Читаем Несколько месяцев — целая жизнь полностью

Трудно было бы Петреку объяснить, почему его влекло сюда, это вообще было почти необъяснимо. Собственно, дедушка без этого сада вроде бы не воспринимался. А когда увидишь, что сад цветет и плодоносит, как и в прежние годы, дед становился самим собой. Но об этом нельзя было говорить ни громко, ни шепотом.

— Была бы честь предложена. Утром наберешь лукошко, пани Михалина возьмет. Она за морковкой должна прийти.

Итак, все было, как всегда, и пани Михалина, и морковка, и эта сладчайшая клубника. Теперь с чистой совестью можно было взять велосипед и выехать на песчаную дорогу.

…У велосипеда тугие камеры, рама вытерта, легко ходит цепь, видимо совсем недавно смазанная.

— Дедушка, твоя работа?

— Может, моя, может, нет. Кто знает?



В легком облачке пыли затрусил у заднего колеса Муцек, высунув розовый язык и усердно помахивая хвостом. Узкая тропа сама стелется под колесо. Вот это настоящая езда! Разве сравнишь ее с петлянием по тротуарам родного микрорайона — среди прогуливающихся старушек, теток с тяжелыми авоськами и снующей повсюду мелюзги. Отец не велит выезжать на мостовую. Вместе с ним — пожалуйста, но этого «с ним» еще ни разу не было, хотя постоянно велись разговоры о покупке складной модели и о том, что при сидячем образе жизни поездки на велосипеде весьма желательны. До сих пор у отца не нашлось для этого времени. Может, на будущей неделе, может, через месяц, отговаривался он, велосипед не заяц, в лес не убежит. Вот добьем план, вот Михальский вернется из отпуска, вот голова будет посвежее…

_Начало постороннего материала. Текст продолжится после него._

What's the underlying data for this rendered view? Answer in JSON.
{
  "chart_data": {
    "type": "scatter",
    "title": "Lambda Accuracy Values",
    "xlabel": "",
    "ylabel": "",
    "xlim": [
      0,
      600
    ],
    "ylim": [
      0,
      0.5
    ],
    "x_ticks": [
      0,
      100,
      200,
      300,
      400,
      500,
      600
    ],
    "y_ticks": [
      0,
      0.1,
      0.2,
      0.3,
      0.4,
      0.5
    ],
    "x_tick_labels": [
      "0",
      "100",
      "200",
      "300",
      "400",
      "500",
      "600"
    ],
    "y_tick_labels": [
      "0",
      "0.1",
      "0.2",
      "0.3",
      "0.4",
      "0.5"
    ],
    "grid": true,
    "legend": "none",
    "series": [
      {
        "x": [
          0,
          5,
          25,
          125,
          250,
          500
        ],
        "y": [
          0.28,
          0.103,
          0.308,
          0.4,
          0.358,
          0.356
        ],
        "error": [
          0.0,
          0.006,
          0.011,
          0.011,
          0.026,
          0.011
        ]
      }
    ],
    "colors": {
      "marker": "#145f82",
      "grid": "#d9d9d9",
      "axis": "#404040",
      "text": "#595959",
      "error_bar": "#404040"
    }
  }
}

Тут можно ездить без рук. Петрек складывает руки на груди, педали крутятся легко, зазевавшаяся курица с громким кудахтаньем бросается прочь.

— Эй, ты! Надолго?

Ребята дожидались его на обычном месте: Мариан, Славек и трое братьев Лесневских, которых все называли: Лесняк-старшой, Лесняк-средний и Лесняк-меньшой.

Шаркнув колесом, Петр залихватски притормозил возле них.

— Почти на месяц.

— Здорово, — сказал старшой и поинтересовался: — Куда едешь?

— На котлованы.

— Мы уже купались. Жарковато, верно?

— Да.

— Комиксы привез?

— О капитане Рысе и Клоссе.

— Порядок, заглянем к тебе вечером. Сейчас не выйдет. Отец велел его дождаться, будем собирать черешни. И ты нам поможешь.

— Ладно, — соглашается Петрек и прислоняет велосипед к бревенчатой стене домика Лесневских.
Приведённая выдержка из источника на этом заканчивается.